SIK
- Founded: 2 July 1956
- Headquarters: Nuuk, Greenland
- Location: Greenland;
- Members: More than 10.000 (2010)
- Key people: President Jess G. Berthelsen
- Affiliations: NFS
- Website: sik.gl in English

= National Confederation of Trade Unions of Greenland =

The National Confederation of Trade Unions of Greenland (Greenlandic: Sulinermik Inuussutissarsiuteqartut Kattuffiat or simply SIK) is an organization that was originally founded on 2 July 1956, as the Kalaallit Nunaanni Sulisartut Kattuffiat (and long known by its Danish initials, GAS), and is the national trade union federation of Greenland that was established in Nuuk as an amalgamation of 13 local unions.

== History ==
The organization was founded on July 2, 1956, in Nuuk under the name Kalaallit Nunaanni Sulisartut Kattuffiat ("Greenland Workers' Union") as an amalgamation of 13 local workers' unions. The Danish trade unionist and politician Carl Peter Jensen had already supported the union's work. In its early decades, the union operated under the Danish name Grønlands Arbejder Sammenslutning (GAS) ("Greenland Workers' Union"). GAS secured collective bargaining agreements that, among other things, ensured equal pay for men and women. The union also created social welfare programs, established the Sulisartut Højskoliat (a vocational school) for workers, and founded the SISA pension fund. Furthermore, it achieved equal pay for Greenlanders and Danes in Greenland.

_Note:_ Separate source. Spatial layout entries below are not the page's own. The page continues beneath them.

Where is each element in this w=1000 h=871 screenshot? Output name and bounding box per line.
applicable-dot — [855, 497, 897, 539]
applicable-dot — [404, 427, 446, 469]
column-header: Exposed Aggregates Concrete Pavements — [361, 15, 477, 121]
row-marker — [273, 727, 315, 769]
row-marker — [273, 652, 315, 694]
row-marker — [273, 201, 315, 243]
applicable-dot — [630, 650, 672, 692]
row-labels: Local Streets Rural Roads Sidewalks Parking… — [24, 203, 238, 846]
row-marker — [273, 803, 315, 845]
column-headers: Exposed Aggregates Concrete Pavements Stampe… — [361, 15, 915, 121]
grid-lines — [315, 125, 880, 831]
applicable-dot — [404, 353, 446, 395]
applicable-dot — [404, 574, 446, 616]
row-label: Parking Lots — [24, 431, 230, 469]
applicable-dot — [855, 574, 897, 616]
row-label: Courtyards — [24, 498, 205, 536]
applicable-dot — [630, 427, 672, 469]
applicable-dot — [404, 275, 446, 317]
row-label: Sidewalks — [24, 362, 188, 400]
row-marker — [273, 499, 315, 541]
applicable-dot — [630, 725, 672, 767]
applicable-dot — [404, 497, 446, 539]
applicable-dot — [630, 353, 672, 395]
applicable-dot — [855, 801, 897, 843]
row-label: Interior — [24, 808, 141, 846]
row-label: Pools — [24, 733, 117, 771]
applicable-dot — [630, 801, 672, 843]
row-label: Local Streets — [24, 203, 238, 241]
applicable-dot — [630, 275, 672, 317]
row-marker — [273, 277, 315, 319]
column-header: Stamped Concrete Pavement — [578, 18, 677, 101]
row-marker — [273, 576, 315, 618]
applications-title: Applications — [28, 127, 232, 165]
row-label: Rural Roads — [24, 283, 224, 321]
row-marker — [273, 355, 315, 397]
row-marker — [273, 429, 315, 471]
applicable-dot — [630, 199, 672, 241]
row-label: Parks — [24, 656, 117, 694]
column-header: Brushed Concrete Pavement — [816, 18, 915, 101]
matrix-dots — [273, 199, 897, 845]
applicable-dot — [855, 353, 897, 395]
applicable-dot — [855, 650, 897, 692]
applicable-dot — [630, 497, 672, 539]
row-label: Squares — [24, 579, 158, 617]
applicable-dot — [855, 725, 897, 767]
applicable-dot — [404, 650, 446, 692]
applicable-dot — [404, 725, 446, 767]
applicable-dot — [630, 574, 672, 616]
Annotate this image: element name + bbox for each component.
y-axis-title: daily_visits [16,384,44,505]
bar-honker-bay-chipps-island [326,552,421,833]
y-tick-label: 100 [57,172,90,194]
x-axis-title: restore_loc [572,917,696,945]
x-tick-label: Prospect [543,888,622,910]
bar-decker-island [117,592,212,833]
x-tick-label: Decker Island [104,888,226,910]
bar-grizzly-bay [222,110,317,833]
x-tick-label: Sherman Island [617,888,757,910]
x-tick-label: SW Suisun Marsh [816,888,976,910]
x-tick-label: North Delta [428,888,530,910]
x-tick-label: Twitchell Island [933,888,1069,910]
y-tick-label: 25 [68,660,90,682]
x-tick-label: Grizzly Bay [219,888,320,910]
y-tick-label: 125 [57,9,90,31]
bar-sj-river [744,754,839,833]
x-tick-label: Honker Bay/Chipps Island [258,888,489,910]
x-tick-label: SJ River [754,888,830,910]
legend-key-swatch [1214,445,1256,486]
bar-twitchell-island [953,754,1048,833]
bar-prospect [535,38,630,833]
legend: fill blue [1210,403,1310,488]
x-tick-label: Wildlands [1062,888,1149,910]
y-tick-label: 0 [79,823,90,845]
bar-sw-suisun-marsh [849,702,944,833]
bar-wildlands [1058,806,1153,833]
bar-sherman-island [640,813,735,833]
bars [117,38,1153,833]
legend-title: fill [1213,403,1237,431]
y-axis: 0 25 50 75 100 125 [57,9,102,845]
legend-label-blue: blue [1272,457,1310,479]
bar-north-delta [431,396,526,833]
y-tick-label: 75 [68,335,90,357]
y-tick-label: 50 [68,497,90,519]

In the 1971 and 1975 National Council elections, the Trade Union Federation was one of the associations that ran a list of candidates in the pre-political era. In the latter election, Ôdâĸ Olsen won a seat on the National Council. In 1978, the Federation's name was changed to the Greenlandic Sulinermik Inuussutissarsiuteqartut Kattuffiat (roughly "Association of those who earn their living through (wage) labor"). Several parties were formed before the introduction of the Hjemmestyre (National Council) in 1979. The social-democratic Siumut party offered the Trade Union Federation cooperation, but the Federation declined to work with any particular party. Instead, in February 1979, it founded its own party, the Sulisartut Partiiat ("Workers' Party"). This party failed to win enough votes in the 1979 parliamentary elections and was subsequently dissolved in 1982.

In 2002, the organization had around 9,000 members, representing about a quarter of the working-age population. They are organized into approximately 19 local branches.